Somewhere, this is being discussed and someone is whining about it. It won’t work. It can’t work. Most people don’t need that much. Only elites need that much. I don’t know about you, but I’m not content to be mediocre. I’m not content to scrape by on the bare minimum, especially not after the bare minimum has proven itself to cause more injuries and less progress

And that’s the whole point. I’m digging this system because I can make it work. I’m endorsing it because it’s worked very well for me and it stands to reason that it can for others. It’s compatible with my preferences and my body responds well to it. That should be the end of the argument. Nothing else is relevant, not the least of which your notions of how things should be working.

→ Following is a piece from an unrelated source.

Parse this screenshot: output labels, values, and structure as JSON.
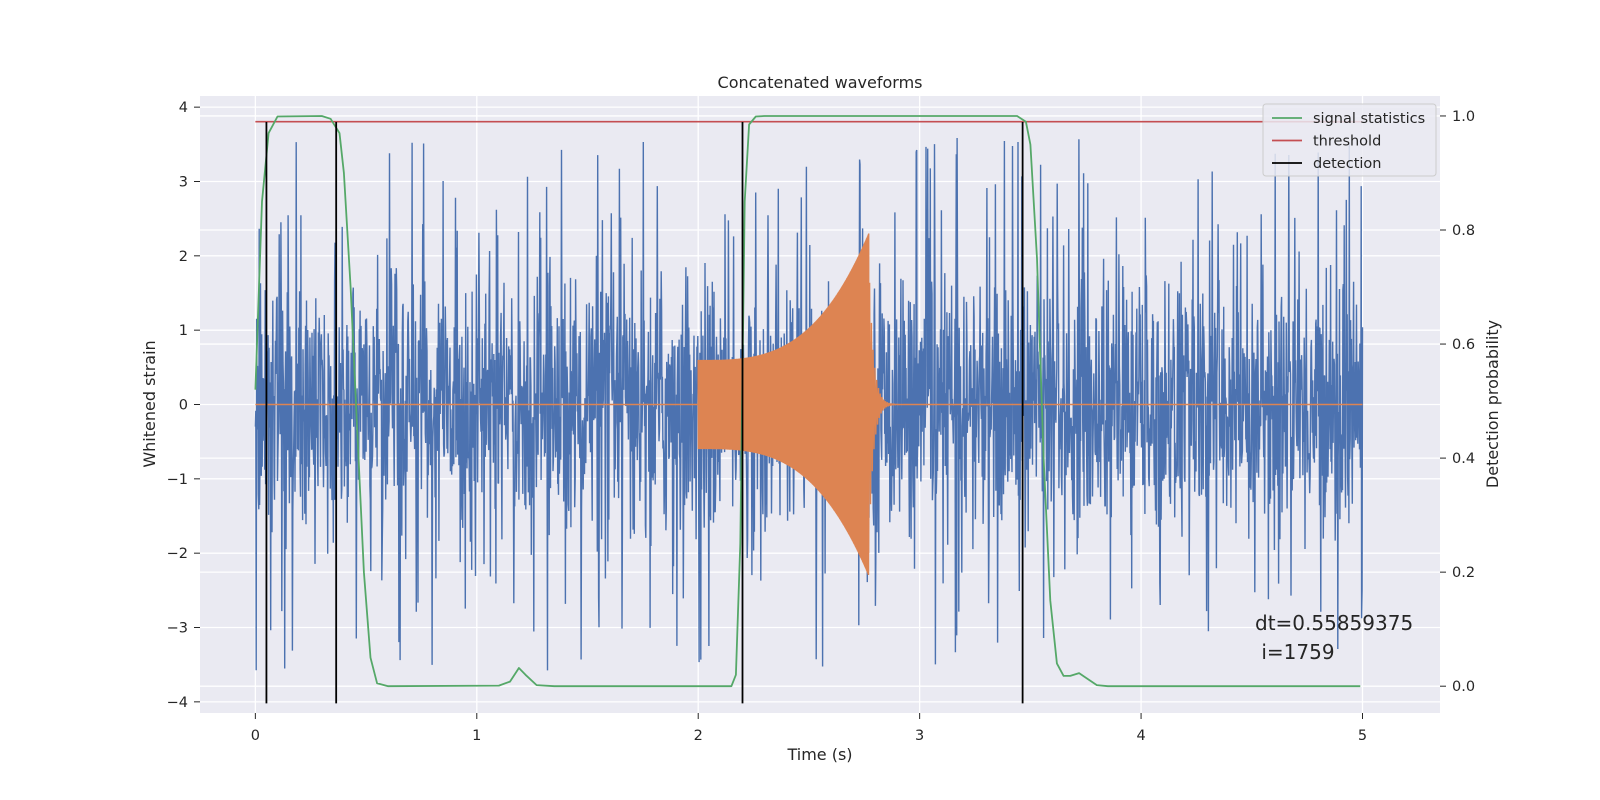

The psychological aspect of training — doing what you enjoy, doing what gets results despite the science — has been overlooked, walked over, and stomped into the mud. That needs to stop. Results matter. Enjoying your training matters. The subtle and unquantifiable effects of atmosphere and positive outlook all matter, and they matter more than your choice of workout routine.

We need more of Broz and more people like him to push the envelope and challenge the dogma. My interest has never been about a program or a particular method of training. It’s about simplifying the process, training as hard as you can with the lifts that matter and as often as you can pull it off. It’s about finding what you respond to and what you enjoy doing, above all else.

It doesn’t get any simpler than that — or, as I’ve found, any more productive.